Moreover, whilst Bark and Bean have been confined to cameo appearances since Sonic the Fighters, both are very much considered part of the Sonic universe. This is something evidenced through their appearances within the Archie Comics’ Sonic universe. Ultimately, whilst their initial appearances were a complete shock to all, this wouldn’t be the case if the two made a welcome return in future Sonic instalments.
On the face of it, Bean and Bark were certainly the biggest shocks that gamers would find in a game full of surprises. However, Sonic the Fighters’ code had one last hidden secret. That secret was the character known as Honey the Cat, although this wouldn’t become official until the HD re-release in 2012.
Created by Kazunori Oh and Takako Kawaguchi, two of the character model designers for both Sonic the Fighters and the game that inspired it Fighting Vipers, Honey was certainly intended for the game’s initial release. In fact, Honey is directly based off of the character also named Honey within the Japanese release of Fighting Vipers, sharing both clothing and special moves.
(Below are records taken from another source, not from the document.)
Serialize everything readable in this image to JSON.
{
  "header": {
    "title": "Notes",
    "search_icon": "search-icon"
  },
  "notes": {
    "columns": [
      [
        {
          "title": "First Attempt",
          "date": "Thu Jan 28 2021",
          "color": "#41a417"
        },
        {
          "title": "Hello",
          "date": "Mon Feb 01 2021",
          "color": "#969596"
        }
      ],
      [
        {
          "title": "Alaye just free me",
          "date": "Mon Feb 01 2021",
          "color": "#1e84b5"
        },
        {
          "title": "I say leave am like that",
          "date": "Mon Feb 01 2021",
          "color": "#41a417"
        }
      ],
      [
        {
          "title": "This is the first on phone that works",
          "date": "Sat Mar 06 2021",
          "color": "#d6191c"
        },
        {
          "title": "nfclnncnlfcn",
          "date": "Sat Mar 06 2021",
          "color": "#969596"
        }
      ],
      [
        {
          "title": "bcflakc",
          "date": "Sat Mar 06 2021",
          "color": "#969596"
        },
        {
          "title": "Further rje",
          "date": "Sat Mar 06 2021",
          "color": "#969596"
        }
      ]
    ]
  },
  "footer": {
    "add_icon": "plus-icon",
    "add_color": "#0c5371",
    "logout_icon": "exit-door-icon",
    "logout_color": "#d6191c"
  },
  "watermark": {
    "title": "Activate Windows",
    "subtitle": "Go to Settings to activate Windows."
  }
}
Nevertheless, the decision was taken late on to scrap her from the Sonic fighting debut.
This wasn’t the end for the character though, as hackers would later rediscover Honey’s code hidden within the game’s first release outside of the arcade, Sonic Gems Collection. Here they discovered that Honey’s character model was originally based on Amy Rose, and that her fighting style involved a series punches and jabs combined with an array finishing kicks. Honey was also found to have enhanced special abilities beyond that of most Sonic characters, including both the ability to glide just like Knuckles, and the power to harness chaos energy in order to enter Hyper Mode.
There was however a number of glitches within this version of the illusive Cat character. Understandable given the incomplete nature of Honey’s development. Nevertheless, finding the illusive forgotten character had piqued the interest of the fans, and as such when preparing the game for it’s HD re-release, SEGA decided to surprise gamers one final time by finishing the character. Not only this but they even gave players a special trophy / achievement for finding Honey.
There isn’t any other way to describe Sonic the Fighters than “unconventional”, with this true of its roots, development, and roster of fighters. It’s also a game filled with surprises, with the game itself being the biggest of them all. Moreover, these surprises keep on coming, even through into the most recent HD re-release for PS3 and Xbox 360.
Sonic the Fighters probably isn’t what anyone expected from Sonic and SEGA in moving the iconic character into the 3D realm, but that’s alright. Instead we got a game that allowed SEGA to be creative with it’s most loved character, whilst also testing the water before launching into other more conventional 3D projects. Sonic may have gone on to critical acclaim in the 3D realm within the 1999 Dreamcast title Sonic Adventure. However, none of this may have been possible without the unconventional and unexpected Sonic the Fighters.